The project's file structure is as follows:

```
├── README.md
├── results/
│   ├── README.md
│   └── New Curriculum/      # A folder for each Gaokao paper type
│   │   ├── README.md  # Summary of scores for each Gaokao paper
│   │   ├── Mathematics/       # Jupyter notebooks displaying model answers
│   │   │   ├── New Curriculum I Mathematics_Mixtral-8x22B-Instruct-v0.1.ipynb
│   │   │   └──...
│   │   ├── English/
│   │   ├── Chinese/
│   │   ├── Chemistry/
│   │   └── ...
│   └── National Paper A/
│       ├── README.md
│       ├── Arts and Sciences Mathematics/
│   │   │   ├── National Paper A Arts and Sciences Mathematics_Mixtral-8x22B-Instruct-v0.1.ipynb
│   │   │   └──...
│       └── ...
```

## Evaluation Method

In this evaluation, images from the Chinese, Mathematics, and English exams were discarded, and only the text was input into the models (in the New Curriculum Standard I exams, only Mathematics included two image-based questions, which had minimal impact on understanding and answering). For English listening sections (worth 30 points), all models were assumed to have full scores. For arts and sciences exams, image-based questions were answered using the multimodal versions of the models, while text-only questions were answered by the language models. The parameters, prompts, outputs, and scores for all models are open-sourced in this repository.

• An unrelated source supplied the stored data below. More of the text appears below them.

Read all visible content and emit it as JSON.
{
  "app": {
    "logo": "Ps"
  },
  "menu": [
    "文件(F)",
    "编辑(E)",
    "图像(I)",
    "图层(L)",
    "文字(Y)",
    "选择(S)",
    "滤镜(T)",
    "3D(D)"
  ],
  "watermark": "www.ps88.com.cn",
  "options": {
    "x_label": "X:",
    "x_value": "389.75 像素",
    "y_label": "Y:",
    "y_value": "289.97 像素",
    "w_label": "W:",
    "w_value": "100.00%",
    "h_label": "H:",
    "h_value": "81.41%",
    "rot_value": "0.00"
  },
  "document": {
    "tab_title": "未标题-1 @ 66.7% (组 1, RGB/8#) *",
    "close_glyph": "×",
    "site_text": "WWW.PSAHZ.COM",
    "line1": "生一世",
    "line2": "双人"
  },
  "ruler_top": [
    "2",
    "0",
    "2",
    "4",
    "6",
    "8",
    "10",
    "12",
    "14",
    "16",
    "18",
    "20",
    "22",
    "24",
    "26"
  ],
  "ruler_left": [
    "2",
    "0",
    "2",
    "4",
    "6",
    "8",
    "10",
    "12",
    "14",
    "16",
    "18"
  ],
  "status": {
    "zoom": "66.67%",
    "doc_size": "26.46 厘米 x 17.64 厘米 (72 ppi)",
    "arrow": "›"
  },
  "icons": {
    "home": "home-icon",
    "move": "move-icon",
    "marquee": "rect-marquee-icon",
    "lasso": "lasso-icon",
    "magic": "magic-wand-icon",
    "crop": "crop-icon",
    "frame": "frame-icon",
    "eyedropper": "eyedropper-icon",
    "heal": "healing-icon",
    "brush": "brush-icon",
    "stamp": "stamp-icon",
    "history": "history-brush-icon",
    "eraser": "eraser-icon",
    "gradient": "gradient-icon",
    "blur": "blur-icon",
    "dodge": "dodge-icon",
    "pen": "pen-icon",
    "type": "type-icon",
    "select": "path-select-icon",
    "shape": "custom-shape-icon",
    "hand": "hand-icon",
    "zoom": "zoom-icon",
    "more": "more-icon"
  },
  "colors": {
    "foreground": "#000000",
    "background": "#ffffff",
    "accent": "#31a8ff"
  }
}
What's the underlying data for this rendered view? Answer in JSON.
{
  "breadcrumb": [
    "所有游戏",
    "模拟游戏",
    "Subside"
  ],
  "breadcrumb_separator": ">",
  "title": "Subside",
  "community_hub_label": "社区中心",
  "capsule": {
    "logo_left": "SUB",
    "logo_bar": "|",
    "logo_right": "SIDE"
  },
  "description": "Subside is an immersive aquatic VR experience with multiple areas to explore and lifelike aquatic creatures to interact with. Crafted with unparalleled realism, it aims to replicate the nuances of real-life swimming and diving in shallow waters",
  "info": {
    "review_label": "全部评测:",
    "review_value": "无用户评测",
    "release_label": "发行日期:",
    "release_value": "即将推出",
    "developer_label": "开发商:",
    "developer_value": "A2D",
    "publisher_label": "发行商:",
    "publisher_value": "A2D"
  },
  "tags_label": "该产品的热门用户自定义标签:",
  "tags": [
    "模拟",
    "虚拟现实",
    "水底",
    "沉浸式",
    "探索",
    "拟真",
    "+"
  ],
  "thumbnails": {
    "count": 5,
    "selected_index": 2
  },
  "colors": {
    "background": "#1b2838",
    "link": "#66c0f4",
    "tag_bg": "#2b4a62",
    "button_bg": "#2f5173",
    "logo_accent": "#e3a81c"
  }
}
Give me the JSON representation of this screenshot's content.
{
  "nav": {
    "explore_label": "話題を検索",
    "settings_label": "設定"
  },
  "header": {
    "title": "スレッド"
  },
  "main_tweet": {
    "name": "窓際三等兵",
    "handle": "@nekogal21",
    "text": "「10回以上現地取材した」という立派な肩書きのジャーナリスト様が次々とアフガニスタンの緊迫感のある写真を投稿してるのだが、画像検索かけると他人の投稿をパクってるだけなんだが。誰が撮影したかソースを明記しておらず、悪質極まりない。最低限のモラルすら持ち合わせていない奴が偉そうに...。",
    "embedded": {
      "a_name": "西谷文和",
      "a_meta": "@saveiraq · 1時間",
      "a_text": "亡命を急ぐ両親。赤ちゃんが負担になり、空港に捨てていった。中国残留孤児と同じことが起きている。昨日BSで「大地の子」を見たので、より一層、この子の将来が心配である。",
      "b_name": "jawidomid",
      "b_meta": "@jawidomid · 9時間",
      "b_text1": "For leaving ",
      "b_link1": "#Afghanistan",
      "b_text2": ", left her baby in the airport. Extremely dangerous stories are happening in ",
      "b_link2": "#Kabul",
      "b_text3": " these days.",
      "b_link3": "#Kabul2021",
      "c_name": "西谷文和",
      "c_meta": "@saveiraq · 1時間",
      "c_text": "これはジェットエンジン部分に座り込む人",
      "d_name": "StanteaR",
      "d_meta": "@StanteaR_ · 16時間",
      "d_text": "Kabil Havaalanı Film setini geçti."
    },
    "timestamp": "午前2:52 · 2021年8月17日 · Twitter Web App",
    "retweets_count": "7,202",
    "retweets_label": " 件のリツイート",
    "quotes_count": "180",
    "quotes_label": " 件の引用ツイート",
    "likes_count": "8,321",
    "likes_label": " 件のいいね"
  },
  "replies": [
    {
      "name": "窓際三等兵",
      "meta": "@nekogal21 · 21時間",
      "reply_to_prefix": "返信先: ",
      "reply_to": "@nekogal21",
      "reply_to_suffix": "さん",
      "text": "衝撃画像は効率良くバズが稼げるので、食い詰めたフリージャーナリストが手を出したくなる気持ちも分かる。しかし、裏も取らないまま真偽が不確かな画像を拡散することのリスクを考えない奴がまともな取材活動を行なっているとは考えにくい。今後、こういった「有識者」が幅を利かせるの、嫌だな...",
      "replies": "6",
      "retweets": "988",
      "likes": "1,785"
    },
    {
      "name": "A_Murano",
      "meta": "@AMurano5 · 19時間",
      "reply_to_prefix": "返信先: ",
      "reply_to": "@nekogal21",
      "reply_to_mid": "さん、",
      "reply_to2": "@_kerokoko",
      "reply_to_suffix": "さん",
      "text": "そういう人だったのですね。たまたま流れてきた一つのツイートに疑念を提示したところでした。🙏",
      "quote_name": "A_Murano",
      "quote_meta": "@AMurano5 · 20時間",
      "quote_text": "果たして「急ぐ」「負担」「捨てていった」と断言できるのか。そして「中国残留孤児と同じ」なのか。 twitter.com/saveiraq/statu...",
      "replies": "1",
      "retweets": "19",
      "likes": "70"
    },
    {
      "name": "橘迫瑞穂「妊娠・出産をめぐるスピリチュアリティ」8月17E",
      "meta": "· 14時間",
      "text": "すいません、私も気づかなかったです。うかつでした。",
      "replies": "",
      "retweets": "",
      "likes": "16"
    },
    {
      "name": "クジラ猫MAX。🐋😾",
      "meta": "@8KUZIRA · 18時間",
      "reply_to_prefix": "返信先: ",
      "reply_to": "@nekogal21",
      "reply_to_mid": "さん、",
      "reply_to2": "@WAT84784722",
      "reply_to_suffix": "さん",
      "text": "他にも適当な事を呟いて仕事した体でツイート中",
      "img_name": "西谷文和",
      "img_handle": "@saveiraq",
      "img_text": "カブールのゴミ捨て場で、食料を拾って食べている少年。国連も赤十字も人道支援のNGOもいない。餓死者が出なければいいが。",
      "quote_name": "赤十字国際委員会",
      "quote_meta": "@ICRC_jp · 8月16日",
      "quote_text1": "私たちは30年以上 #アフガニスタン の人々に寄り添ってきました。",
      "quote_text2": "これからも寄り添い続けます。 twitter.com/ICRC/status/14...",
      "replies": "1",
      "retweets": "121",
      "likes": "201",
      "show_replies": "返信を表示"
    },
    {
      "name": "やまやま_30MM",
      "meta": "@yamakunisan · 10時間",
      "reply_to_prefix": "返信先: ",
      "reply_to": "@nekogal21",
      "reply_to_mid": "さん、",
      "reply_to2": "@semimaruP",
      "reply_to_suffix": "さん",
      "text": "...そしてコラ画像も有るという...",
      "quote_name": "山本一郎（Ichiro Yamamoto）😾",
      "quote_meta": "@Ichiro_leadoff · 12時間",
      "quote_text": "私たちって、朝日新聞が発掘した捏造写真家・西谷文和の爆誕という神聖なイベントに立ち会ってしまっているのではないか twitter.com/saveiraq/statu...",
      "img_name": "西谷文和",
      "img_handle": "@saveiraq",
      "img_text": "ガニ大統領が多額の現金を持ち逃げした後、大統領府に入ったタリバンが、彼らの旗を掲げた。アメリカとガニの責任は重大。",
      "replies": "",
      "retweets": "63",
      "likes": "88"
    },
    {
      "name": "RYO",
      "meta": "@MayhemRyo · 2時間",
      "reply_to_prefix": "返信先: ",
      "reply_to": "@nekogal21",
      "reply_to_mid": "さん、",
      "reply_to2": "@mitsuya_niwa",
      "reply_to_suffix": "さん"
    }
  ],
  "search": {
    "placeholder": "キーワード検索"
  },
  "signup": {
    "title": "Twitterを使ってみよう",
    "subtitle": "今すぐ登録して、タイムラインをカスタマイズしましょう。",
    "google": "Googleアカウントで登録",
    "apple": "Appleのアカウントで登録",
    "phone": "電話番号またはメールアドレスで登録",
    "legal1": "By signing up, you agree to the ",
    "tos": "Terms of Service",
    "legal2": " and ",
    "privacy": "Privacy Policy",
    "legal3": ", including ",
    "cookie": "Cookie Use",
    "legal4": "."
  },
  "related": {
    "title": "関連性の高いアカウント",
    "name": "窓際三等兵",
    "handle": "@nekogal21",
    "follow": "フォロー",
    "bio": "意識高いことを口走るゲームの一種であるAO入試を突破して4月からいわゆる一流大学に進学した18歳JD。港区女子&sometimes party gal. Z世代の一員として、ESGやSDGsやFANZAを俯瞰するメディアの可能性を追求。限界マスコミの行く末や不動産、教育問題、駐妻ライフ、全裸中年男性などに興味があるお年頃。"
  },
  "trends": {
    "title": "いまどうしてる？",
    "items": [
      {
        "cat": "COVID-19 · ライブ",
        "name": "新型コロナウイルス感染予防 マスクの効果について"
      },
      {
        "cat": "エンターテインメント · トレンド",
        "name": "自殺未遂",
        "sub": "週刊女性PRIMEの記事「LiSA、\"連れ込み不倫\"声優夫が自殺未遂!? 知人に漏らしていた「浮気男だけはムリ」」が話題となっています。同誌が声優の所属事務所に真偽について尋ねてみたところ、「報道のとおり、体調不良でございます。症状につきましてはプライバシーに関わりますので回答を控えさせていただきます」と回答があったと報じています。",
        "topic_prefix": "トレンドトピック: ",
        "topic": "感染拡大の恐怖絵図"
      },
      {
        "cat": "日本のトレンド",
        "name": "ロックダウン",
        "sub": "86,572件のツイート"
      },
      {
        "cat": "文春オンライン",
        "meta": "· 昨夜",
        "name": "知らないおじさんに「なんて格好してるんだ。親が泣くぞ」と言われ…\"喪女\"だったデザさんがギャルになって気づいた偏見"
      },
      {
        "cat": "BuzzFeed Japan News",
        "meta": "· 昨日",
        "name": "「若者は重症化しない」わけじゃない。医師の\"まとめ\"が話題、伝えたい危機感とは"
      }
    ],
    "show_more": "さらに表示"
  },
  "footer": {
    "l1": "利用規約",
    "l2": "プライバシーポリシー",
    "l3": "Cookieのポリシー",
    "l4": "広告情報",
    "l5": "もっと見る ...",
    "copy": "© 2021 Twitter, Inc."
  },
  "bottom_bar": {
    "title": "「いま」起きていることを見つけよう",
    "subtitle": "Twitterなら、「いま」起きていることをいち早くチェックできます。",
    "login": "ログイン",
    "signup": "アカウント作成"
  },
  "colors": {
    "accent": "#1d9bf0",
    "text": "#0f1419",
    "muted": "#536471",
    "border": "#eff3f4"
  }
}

### Evaluation Method for Multimodal Questions

Since the Mixtral series includes only language models, only language models were used for multimodal questions. Due to poor performance of the QwenVL-7B on the New Curriculum Standard geography exam (scoring only 4 points), we also evaluated the Qwen2-72B text model for answering the multimodal questions in physics, chemistry, and geography on both the New Curriculum Standard and National Paper A exams.

For details on handling multimodal question images, refer to [Multimodal Question Image Processing](./results/README.md#题目图片).

### Grading Method by Human Teachers

Teachers were not informed that answers were generated by large models before grading. However, due to some models completely misunderstanding questions, generating repetitive answers, or providing analyses instead of solutions, teachers confirmed these issues with us during grading.

Additionally, there may be a 1-2 point margin of error in essay grading due to the absence of handwritten answers.

## Acknowledgments

We sincerely thank all the high school teachers who participated in this project. The outputs of large models present various challenges, and the teachers have shown great patience and diligence in grading. We appreciate their efforts immensely.